General Lab Information

PHOBOS and BRAHMS Detectors

PHOBOS Detector

PHOBOS

The PHOBOS experiment was based on the premise that interesting collisions are rare, but that when they do occur, new physics are readily identified. Thus the PHOBOS detector was designed to examine and analyze a very large number of unselected gold ion collisions. For each collision, the detector gives a global picture of the consequences of the collision and detailed information about a small subset of the nuclear fragments ejected from the high energy-density region.

PHOBOS consisted of many silicon detectors surrounding the interaction region. With these detectors, physicists are able to count the total number of produced particles and study their angular distribution. With this array they look for unusual events, such as fluctuations in the number of particles or angular distribution. Physicists know from other branches of science that a characteristic of phase transitions is a fluctuation in observable events. In order to obtain more detailed information about these events, the PHOBOS detector also has two high-quality magnetic spectrometers which will study one percent of the produced particles in detail.

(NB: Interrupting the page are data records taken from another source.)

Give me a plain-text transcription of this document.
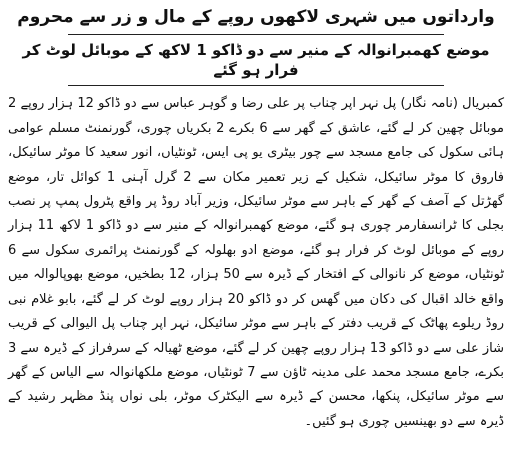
وارداتوں میں شہری لاکھوں روپے کے مال و زر سے محروم
موضع کھمبرانوالہ کے منیر سے دو ڈاکو 1 لاکھ کے موبائل لوٹ کر فرار ہو گئے

کمبریال (نامہ نگار) پل نہر اپر چناب پر علی رضا و گوہر عباس سے دو ڈاکو 12 ہزار روپے 2 موبائل چھین کر لے گئے، عاشق کے گھر سے 6 بکرے 2 بکریاں چوری، گورنمنٹ مسلم عوامی ہائی سکول کی جامع مسجد سے چور بیٹری یو پی ایس، ٹونٹیاں، انور سعید کا موٹر سائیکل، فاروق کا موٹر سائیکل، شکیل کے زیر تعمیر مکان سے 2 گرل آہنی 1 کوائل تار، موضع گھڑتل کے آصف کے گھر کے باہر سے موٹر سائیکل، وزیر آباد روڈ پر واقع پٹرول پمپ پر نصب بجلی کا ٹرانسفارمر چوری ہو گئے، موضع کھمبرانوالہ کے منیر سے دو ڈاکو 1 لاکھ 11 ہزار روپے کے موبائل لوٹ کر فرار ہو گئے، موضع ادو بھلولہ کے گورنمنٹ پرائمری سکول سے 6 ٹونٹیاں، موضع کر نانوالی کے افتخار کے ڈیرہ سے 50 ہزار، 12 بطخیں، موضع بھوپالوالہ میں واقع خالد اقبال کی دکان میں گھس کر دو ڈاکو 20 ہزار روپے لوٹ کر لے گئے، بابو غلام نبی روڈ ریلوے پھاٹک کے قریب دفتر کے باہر سے موٹر سائیکل، نہر اپر چناب پل الیوالی کے قریب شاز علی سے دو ڈاکو 13 ہزار روپے چھین کر لے گئے، موضع ٹھیالہ کے سرفراز کے ڈیرہ سے 3 بکرے، جامع مسجد محمد علی مدینہ ٹاؤن سے 7 ٹونٹیاں، موضع ملکھانوالہ سے الیاس کے گھر سے موٹر سائیکل، پنکھا، محسن کے ڈیرہ سے الیکٹرک موٹر، بلی نواں پنڈ مظہر رشید کے ڈیرہ سے دو بھینسیں چوری ہو گئیں۔
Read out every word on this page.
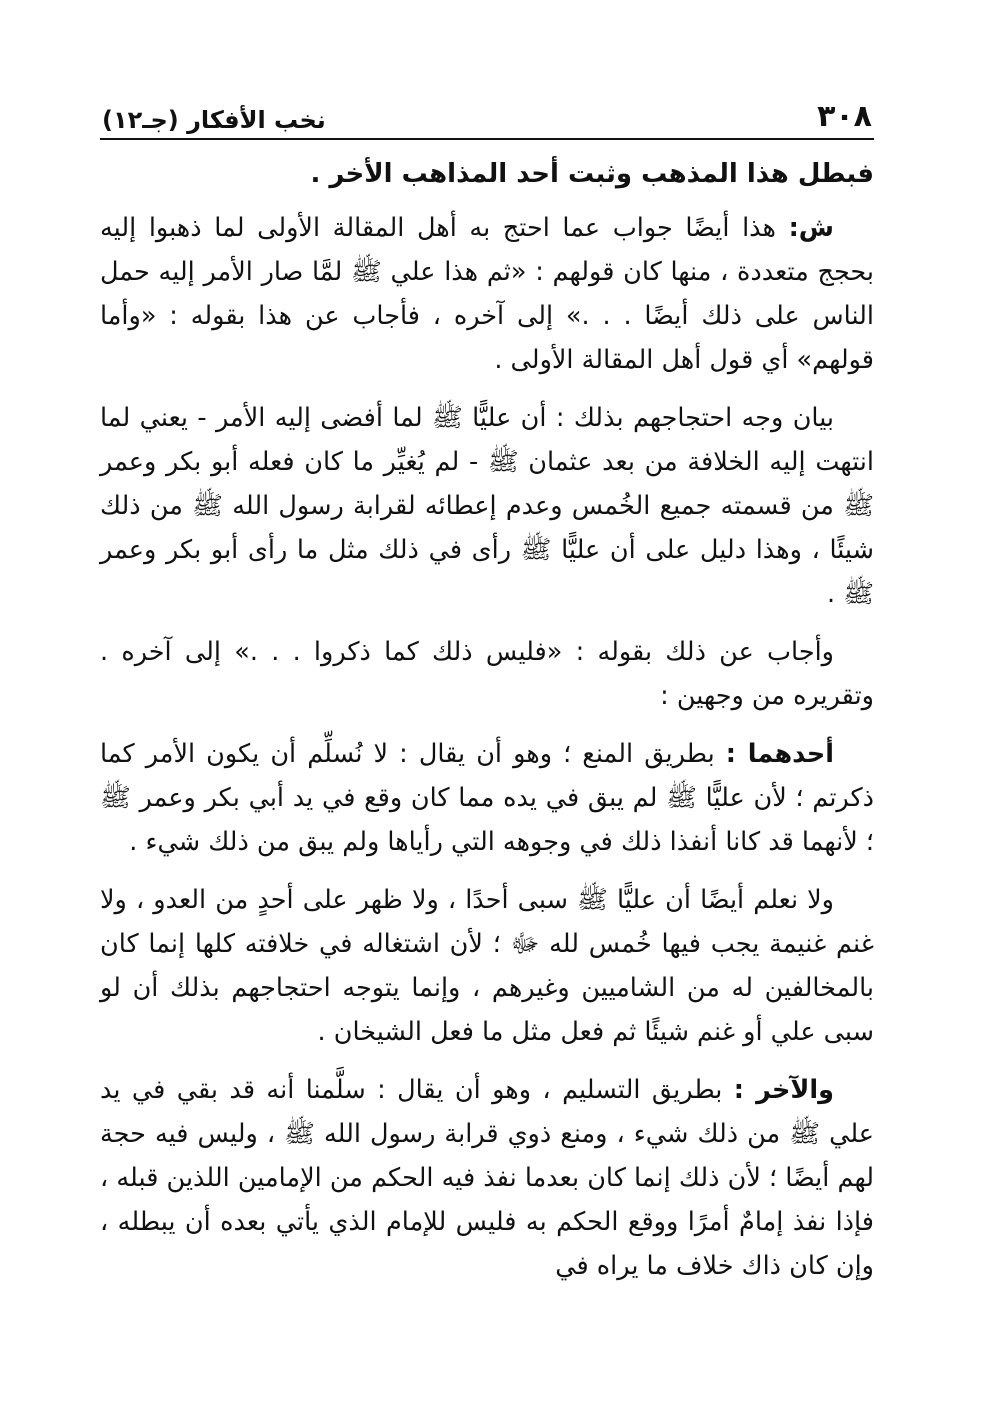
٣٠٨
نخب الأفكار (جـ١٢)

فبطل هذا المذهب وثبت أحد المذاهب الأخر .

ش: هذا أيضًا جواب عما احتج به أهل المقالة الأولى لما ذهبوا إليه بحجج متعددة ، منها كان قولهم : «ثم هذا علي ﷺ لمَّا صار الأمر إليه حمل الناس على ذلك أيضًا . . .» إلى آخره ، فأجاب عن هذا بقوله : «وأما قولهم» أي قول أهل المقالة الأولى .

بيان وجه احتجاجهم بذلك : أن عليًّا ﷺ لما أفضى إليه الأمر - يعني لما انتهت إليه الخلافة من بعد عثمان ﷺ - لم يُغيِّر ما كان فعله أبو بكر وعمر ﷺ من قسمته جميع الخُمس وعدم إعطائه لقرابة رسول الله ﷺ من ذلك شيئًا ، وهذا دليل على أن عليًّا ﷺ رأى في ذلك مثل ما رأى أبو بكر وعمر ﷺ .

وأجاب عن ذلك بقوله : «فليس ذلك كما ذكروا . . .» إلى آخره . وتقريره من وجهين :

أحدهما : بطريق المنع ؛ وهو أن يقال : لا نُسلِّم أن يكون الأمر كما ذكرتم ؛ لأن عليًّا ﷺ لم يبق في يده مما كان وقع في يد أبي بكر وعمر ﷺ ؛ لأنهما قد كانا أنفذا ذلك في وجوهه التي رأياها ولم يبق من ذلك شيء .

ولا نعلم أيضًا أن عليًّا ﷺ سبى أحدًا ، ولا ظهر على أحدٍ من العدو ، ولا غنم غنيمة يجب فيها خُمس لله ﷻ ؛ لأن اشتغاله في خلافته كلها إنما كان بالمخالفين له من الشاميين وغيرهم ، وإنما يتوجه احتجاجهم بذلك أن لو سبى علي أو غنم شيئًا ثم فعل مثل ما فعل الشيخان .

والآخر : بطريق التسليم ، وهو أن يقال : سلَّمنا أنه قد بقي في يد علي ﷺ من ذلك شيء ، ومنع ذوي قرابة رسول الله ﷺ ، وليس فيه حجة لهم أيضًا ؛ لأن ذلك إنما كان بعدما نفذ فيه الحكم من الإمامين اللذين قبله ، فإذا نفذ إمامٌ أمرًا ووقع الحكم به فليس للإمام الذي يأتي بعده أن يبطله ، وإن كان ذاك خلاف ما يراه في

The PHOBOS detector was able to measure quantities such as the temperature, size, and density of the fireball produced in the collision. It also studied the ratios of the various particles produced. With this information it should be possible to both detect and study a phase transition that might occur between quark-gluon plasma and ordinary matter.

BRAHMS Detector

BRAHMS

The BRAHMS experiment was designed to measure charged hadrons over a wide range of rapidity and transverse momentum to study the reaction mechanisms of the relativistic heavy ion reactions at RHIC and the properties of the highly excited nuclear matter formed in these reactions. The experiment took its first data during the RHIC 2000 year run and completed data-taking in June 2006.